9.GOVERNING LAW AND FORUM. This agreement is governed by the laws of the Commonwealth of Massachusetts (without regard to conflicts of law principles) for any dispute between the parties or relating in any way to the subject matter of this agreement. Any suit or legal proceeding must be exclusively brought in the federal or state courts for Suffolk County, MA, and Customer submits to this personal jurisdiction and venue. Nothing in this agreement prevents either party from seeking injunctive relief in a court of competent jurisdiction. The prevailing party in any litigation is entitled to recover its attorneys’ fees and costs from the other party.
a.Entire Agreement and Changes. This agreement and the order constitute the entire agreement between the parties and supersede any prior or contemporaneous negotiations or agreements, whether oral or written, related to this subject matter. Customer is not relying on any representation concerning this subject matter, oral or written, not included in this agreement. No representation, promise or inducement not included in this agreement is binding. No modification of this agreement is effective unless both parties sign it, and no waiver is effective unless the party waiving the right signs a waiver in writing.
b.No Assignment.
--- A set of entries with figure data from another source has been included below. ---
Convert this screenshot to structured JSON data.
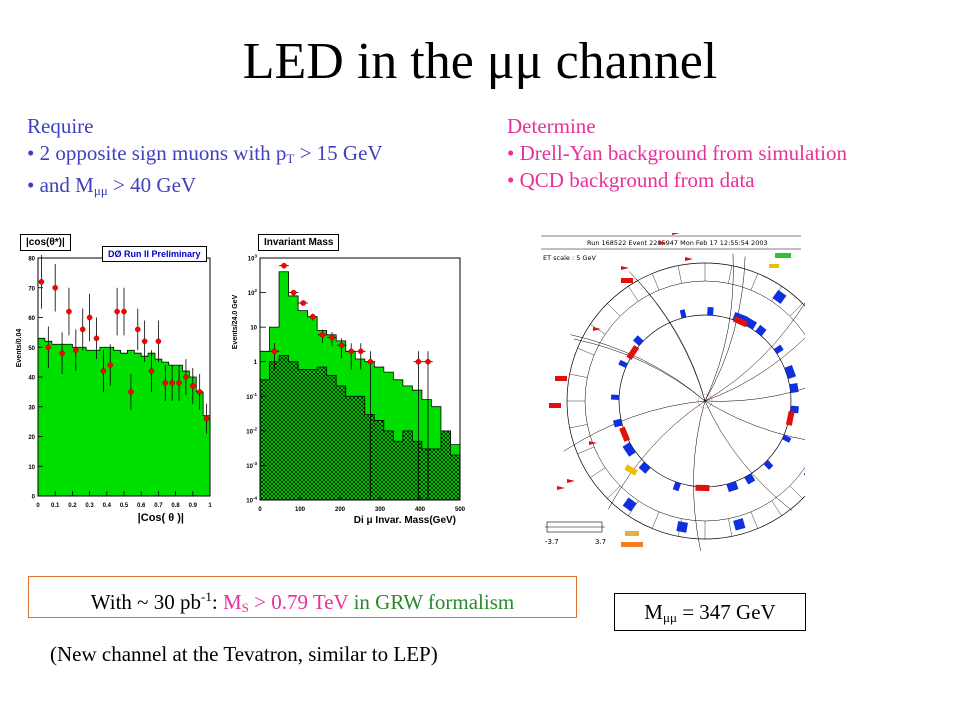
{
  "title": {
    "pre": "LED in the ",
    "greek": "μμ",
    "post": " channel"
  },
  "require": {
    "heading": "Require",
    "b1_pre": "• 2 opposite sign muons with p",
    "b1_sub": "T",
    "b1_post": " > 15 GeV",
    "b2_pre": "• and M",
    "b2_sub": "μμ",
    "b2_post": " > 40 GeV"
  },
  "determine": {
    "heading": "Determine",
    "b1": "• Drell-Yan background from simulation",
    "b2": "• QCD background from data"
  },
  "result": {
    "pre": "With ~ 30 pb",
    "sup": "-1",
    "colon": ": ",
    "ms": "M",
    "ms_sub": "S",
    "limit": " > 0.79 TeV",
    "formalism": " in GRW formalism"
  },
  "mass": {
    "pre": "M",
    "sub": "μμ",
    "post": " = 347 GeV"
  },
  "note": "(New channel at the Tevatron, similar to LEP)",
  "chart_data": [
    {
      "type": "bar",
      "title": "|cos(θ*)|",
      "legend": "DØ Run II Preliminary",
      "xlabel": "|Cos( θ )|",
      "ylabel": "Events/0.04",
      "xlim": [
        0,
        1
      ],
      "ylim": [
        0,
        80
      ],
      "xticks": [
        "0",
        "0.1",
        "0.2",
        "0.3",
        "0.4",
        "0.5",
        "0.6",
        "0.7",
        "0.8",
        "0.9",
        "1"
      ],
      "yticks": [
        "0",
        "10",
        "20",
        "30",
        "40",
        "50",
        "60",
        "70",
        "80"
      ],
      "x": [
        0.02,
        0.06,
        0.1,
        0.14,
        0.18,
        0.22,
        0.26,
        0.3,
        0.34,
        0.38,
        0.42,
        0.46,
        0.5,
        0.54,
        0.58,
        0.62,
        0.66,
        0.7,
        0.74,
        0.78,
        0.82,
        0.86,
        0.9,
        0.94,
        0.98
      ],
      "background": [
        53,
        52,
        51,
        51,
        51,
        50,
        50,
        49,
        49,
        50,
        50,
        49,
        48,
        49,
        48,
        47,
        48,
        46,
        45,
        44,
        44,
        42,
        40,
        35,
        27
      ],
      "data": [
        72,
        50,
        70,
        48,
        62,
        49,
        56,
        60,
        53,
        42,
        44,
        62,
        62,
        35,
        56,
        52,
        42,
        52,
        38,
        38,
        38,
        40,
        37,
        35,
        26
      ],
      "errors": [
        9,
        7,
        8,
        7,
        8,
        7,
        7,
        8,
        7,
        7,
        7,
        8,
        8,
        6,
        7,
        7,
        7,
        7,
        6,
        6,
        6,
        6,
        6,
        6,
        5
      ]
    },
    {
      "type": "bar",
      "title": "Invariant Mass",
      "xlabel": "Di μ Invar. Mass(GeV)",
      "ylabel": "Events/24.0 GeV",
      "scale": "log",
      "xlim": [
        0,
        500
      ],
      "ylim": [
        0.0001,
        1000
      ],
      "xticks": [
        "0",
        "100",
        "200",
        "300",
        "400",
        "500"
      ],
      "yticks": [
        "10^-4",
        "10^-3",
        "10^-2",
        "10^-1",
        "1",
        "10",
        "10^2",
        "10^3"
      ],
      "x": [
        12,
        36,
        60,
        84,
        108,
        132,
        156,
        180,
        204,
        228,
        252,
        276,
        300,
        324,
        348,
        372,
        396,
        420,
        444,
        468,
        492
      ],
      "total_bkg": [
        2,
        10,
        400,
        80,
        30,
        20,
        8,
        6,
        4,
        2,
        1.2,
        1,
        0.7,
        0.5,
        0.3,
        0.2,
        0.15,
        0.08,
        0.05,
        0.01,
        0.004
      ],
      "qcd_bkg": [
        0.3,
        1,
        1.5,
        1,
        0.6,
        0.6,
        0.7,
        0.4,
        0.2,
        0.1,
        0.1,
        0.03,
        0.02,
        0.01,
        0.005,
        0.01,
        0.005,
        0.003,
        0.003,
        0.01,
        0.002
      ],
      "data": [
        0,
        2,
        600,
        100,
        50,
        20,
        6,
        5,
        3,
        2,
        2,
        1,
        0,
        0,
        0,
        0,
        1,
        1,
        0,
        0,
        0
      ]
    }
  ],
  "event_display": {
    "header": "Run 168522 Event 2285947 Mon Feb 17 12:55:54 2003",
    "et_scale": "ET scale : 5 GeV",
    "eta_min": "-3.7",
    "eta_max": "3.7"
  }
}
Neither party may assign or transfer this agreement or an order to a third party, except that this agreement with all orders may be assigned, without the consent of the other party, as part of a merger, or sale of substantially all the assets, of a party.
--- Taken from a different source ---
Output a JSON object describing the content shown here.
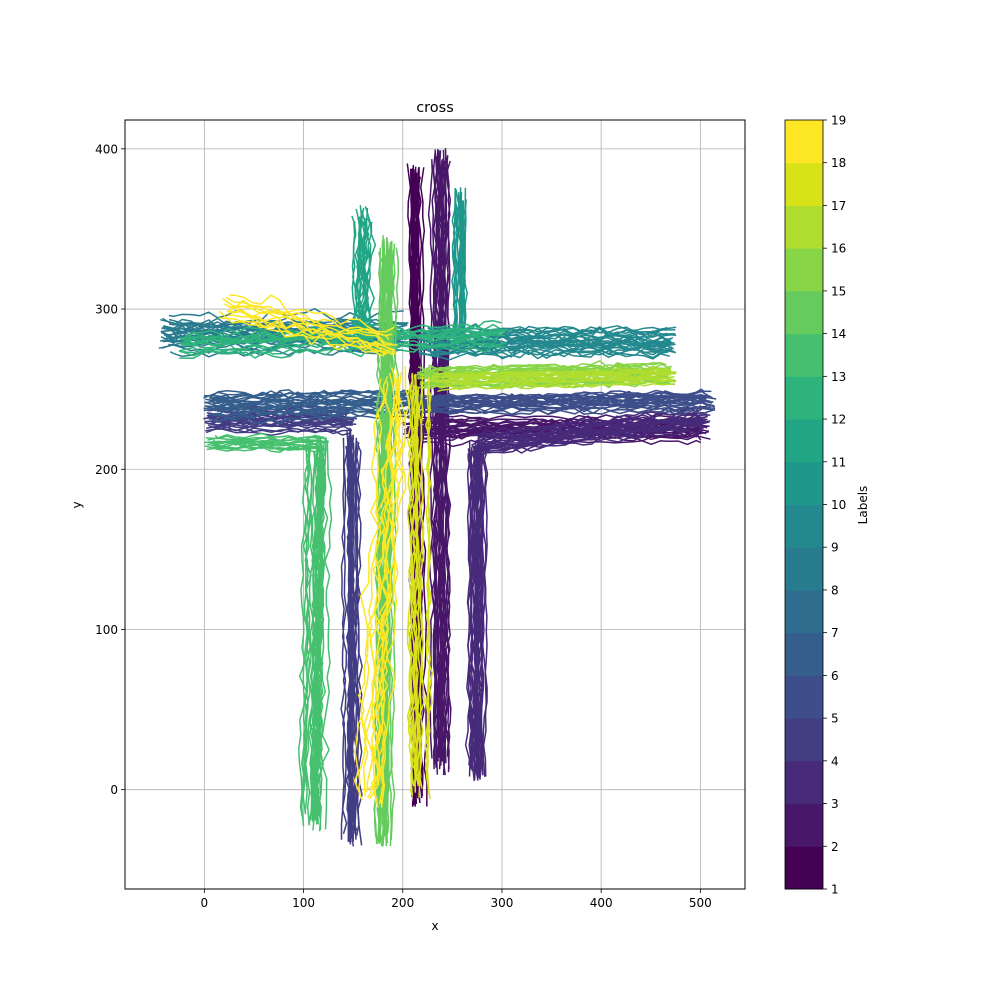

c.Feedback. By submitting ideas, suggestions or feedback to MMG regarding the Service, Customer agrees that such items submitted do not contain confidential or proprietary information; and Customer hereby grants MMG an irrevocable, unlimited, royalty-free and fully-paid perpetual license to use such items for any business purpose.
d.Independent Contractors. The parties are independent contractors with respect to each other.
e.Enforceability and Force Majeure. If any term of this agreement is invalid or unenforceable, the other terms remain in effect. Except for the payment of monies, neither party is liable for events beyond its reasonable control, including, without limitation force majeure events.
f.Money Damages Insufficient. Any breach by a party of this agreement or violation of the other party’s intellectual property rights could cause irreparable injury or harm to the other party. The other party may seek a court order to stop any breach or avoid any future breach.
g.No Additional Terms. MMG rejects additional or conflicting terms of any Customer form-purchasing document.
h.Order of Precedence. If there is an inconsistency between this agreement and an order, the order prevails.
i.Survival of Terms. Any terms that by their nature survive termination of this agreement for a party to assert its rights and receive the protections of this agreement, will survive. The UN Convention on Contracts for the International Sale of Goods does not apply.